The stock prices of several airlines took a hit on Monday, including notable U.S. carriers such as Delta, United, and American Airlines, along with European airlines like the International Airlines Group (which owns British Airways) and Lufthansa. Although prices bounced back the next day in most instances, the state of travel continues to be unstable.
The Sensex concluded with an increase of 400 points, and the Nifty surpassed the 19,800 mark, indicating a strong performance in the stock market. Top performers included Wipro, Ultratech, and Reliance Industries Limited (RIL), while HCL Technologies experienced losses.
In more detail, the Sensex gained 393.69 points, settling at 66079.36. Similarly, the Nifty increased 121.5 points and closed at 19689.85. Throughout the day, the Nifty reached a high of 19839.2 and a low of 19756.95 yesterday.
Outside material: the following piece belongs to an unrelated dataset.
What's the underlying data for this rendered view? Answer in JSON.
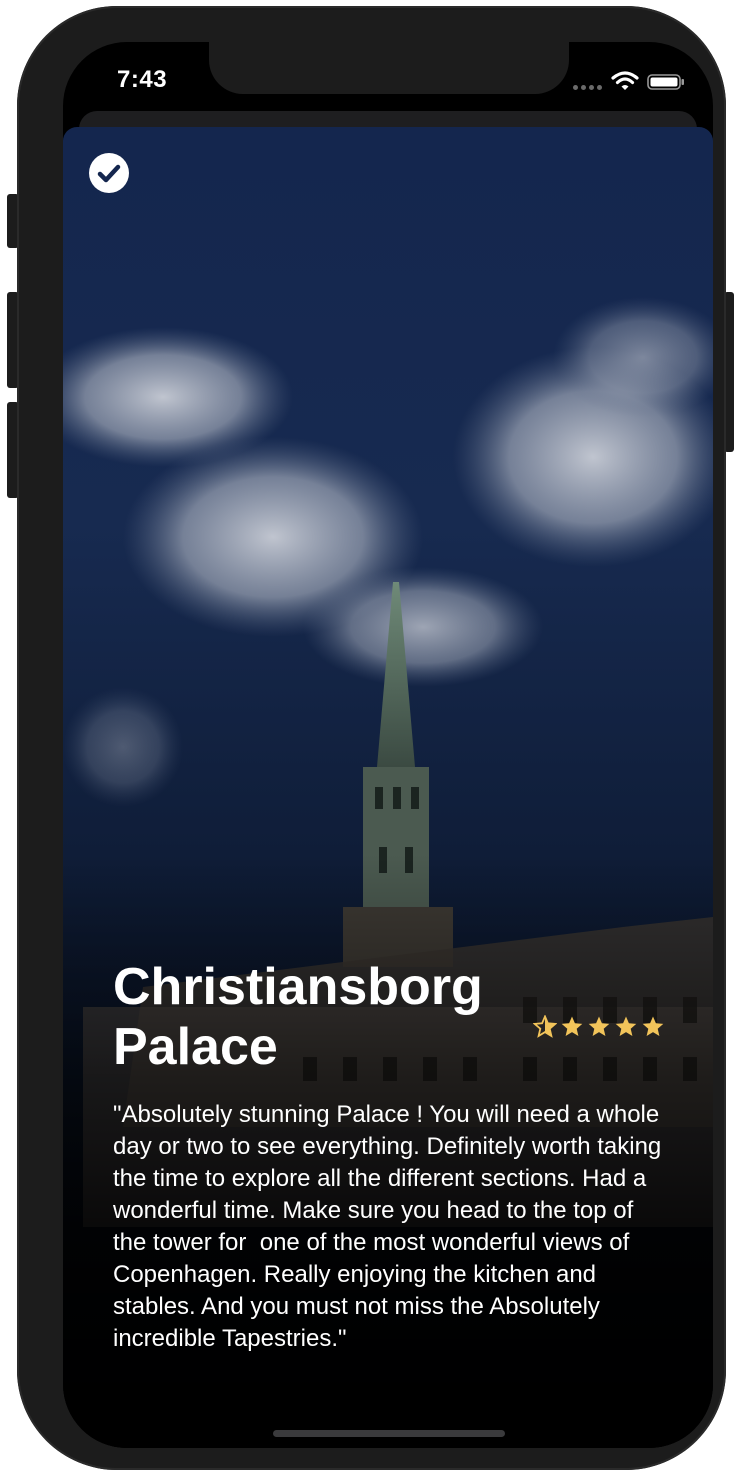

The Sensex traded between 66592.16 and 66299.79, closing 0.6% higher than the opening price.
Wipro, Ultratech Cement, and Reliance Industries stood out as the top gainers, with increases of 3.29%, 2.09%, and 1.58% respectively. On the other hand, HCL Technologies experienced a decrease of 1.24%, making it one of the top losers.
On Wednesday, stock indices climbed amid expectations of upcoming rate hikes and confidence that conflicts in the Middle East will remain regionally contained. The sectors that experienced the most growth were Media, Realty, and Metal.
Later in the day, the earnings season will begin with companies like TCS, Delta Corp, Samhi Hotels, and Zaggle Prepared scheduled to announce their quarterly earnings.
Asian stocks followed Wall Street's lead, rising as traders reduced bets on Federal Reserve rate hikes. Anticipations of further stimulus from China also contributed to the gains.
Despite its largest rally since April, oil prices slightly declined. This is due to the containment of the Israel-Hamas conflict and Saudi Arabia's commitment to market stability.
Analysts suggest that the positive momentum in the markets was supported by the belief that the conflict between Israel and Hamas will not escalate into a broader Middle East crisis that could affect crude oil prices.
All sectors participated in the rally, with the exception of the PSU Bank and IT index. The sectors of Auto, FMCG, and Realty saw the most significant increases. The IT sector started strong but became more subdued as the day progressed, ahead of the TCS earnings report scheduled for later in the day.
I/we have no positions in any stocks mentioned, and no plans to initiate any positions within the next 72 hours.
I wrote this article myself, and it expresses my own opinions. I am not receiving compensation for it (other than from Stocx Research Club). I have no business relationship with any company whose stock is mentioned in this article.
I am not a SEBI Registered individual/entity and the above research article is only for educational purpose and is never intended as trading/investment advice.